35 U is het getoond; opdat gij zoudt weten dat de Heer God is, en buiten hem niemand.

36 Uit den hemel heeft hij u zijn stem doen horen, om u onder tucht te brengen, en op de aarde heeft hij u zijn groot vuur doen zien en hebt gij zijn woorden midden uit het vuur gehoord.

37 Hierom nu dat hij uw vaderen liefgehad en hun kroost na hen uitverkoren en zelf u door zijn grote kracht uit Egypte geleid heeft,

38 om groter en machtiger volken dan gij zijt voor u uit te verdrijven en u in hun land te brengen, om het u ten erve te geven, zoals thans het geval is--

39 zo moet gij heden erkennen en ter harte nemen, dat de Heere God is in den hemel daar boven en op de aarde hier beneden, en niemand meer,

40 en zijn inzettingen en geboden die ik u heden geef onderhouden; opdat het u welga en uw kinderen na u en gij lang gevestigd blijft in het land dat de Heer, uw god, u geeft voor altijd.

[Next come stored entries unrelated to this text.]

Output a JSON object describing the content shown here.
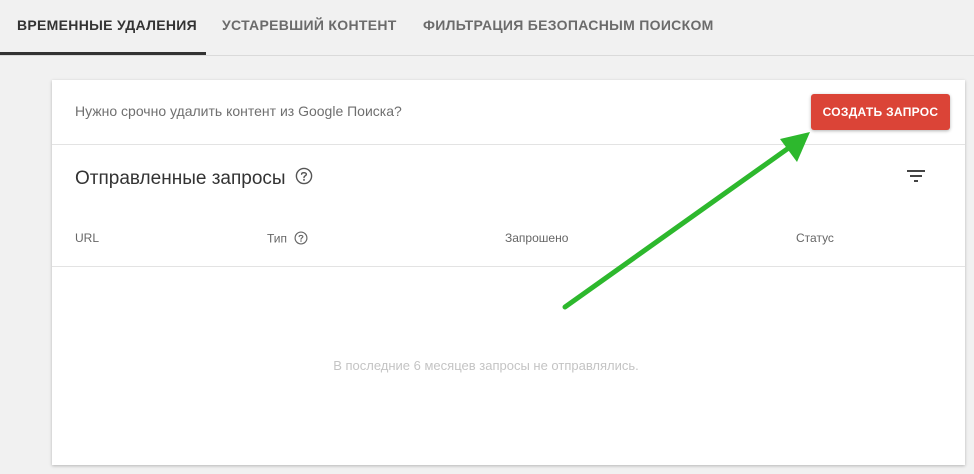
{
  "tabs": [
    {
      "label": "ВРЕМЕННЫЕ УДАЛЕНИЯ",
      "active": true
    },
    {
      "label": "УСТАРЕВШИЙ КОНТЕНТ",
      "active": false
    },
    {
      "label": "ФИЛЬТРАЦИЯ БЕЗОПАСНЫМ ПОИСКОМ",
      "active": false
    }
  ],
  "banner": {
    "text": "Нужно срочно удалить контент из Google Поиска?",
    "button_label": "СОЗДАТЬ ЗАПРОС"
  },
  "requests": {
    "title": "Отправленные запросы",
    "columns": [
      "URL",
      "Тип",
      "Запрошено",
      "Статус"
    ],
    "empty_message": "В последние 6 месяцев запросы не отправлялись."
  },
  "colors": {
    "accent_button": "#db4437",
    "annotation_arrow": "#2db82d"
  },
  "icons": {
    "help": "help-circle-icon",
    "filter": "filter-icon"
  }
}
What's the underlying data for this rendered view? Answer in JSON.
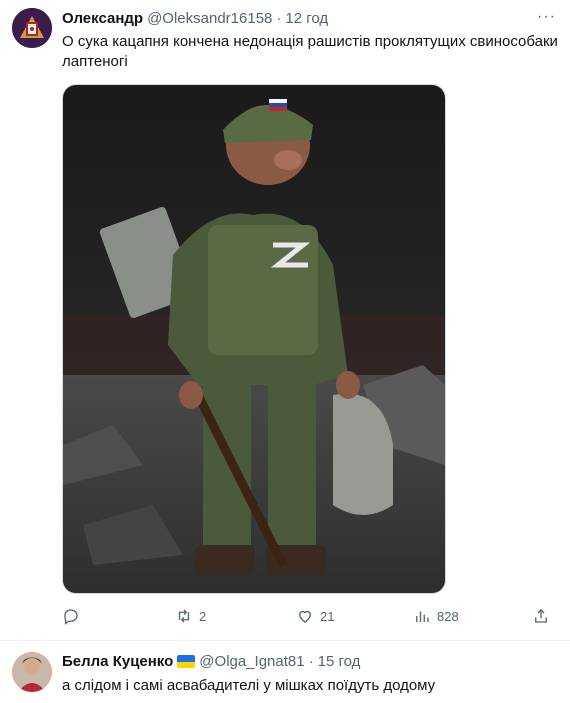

41 Toen zonderde Mozes aan de overzijde van den Jordaan, ten oosten, drie steden af,

42 opdat daarheen zou vluchten de doodslager die zijn naaste doodde zonder opzet en zonderdat hij hem gisteren of eergisteren haat toedroeg; indien hij naar een dezer steden vluchtte, zou hij in leven blijven:

43 Beser in de woestijn, in de streek der hoogvlakte, voor de Rubenieten, Rama in Gilead voor de Gadieten, en Golan in Bazan voor de Manassieten.

44 Dit nu is de wet die Mozes den Israelieten heeft voorgelegd.

45 Dit zijn de voorschriften, inzettingen en verordeningen welke Mozes aan de Israelieten afgekondigd heeft op hun tocht uit Egypte,

46 in het Overjordaansche, in het dal tegenover Beth-Peor, in het land van Sihon, den koning der Amorieten, die te Hesbon woonde, dien Mozes en de Israelieten op hun tocht uit Egypte hadden verslagen,

47 en wiens land zij in bezit hadden genomen, alsmede het land van Og, den koning van Bazan, de twee koningen der Amorieten aan de overzijde van den Jordaan, ten oosten:

48 van Aroer aan den oever der beek Arnon tot aan het gebergte Sion, dat is Hermon,

49 met de gehele Vlakte aan de overzijde van den Jordaan, ten oosten, tot aan de Zee der Vlakte onder de hellingen van den Pisga.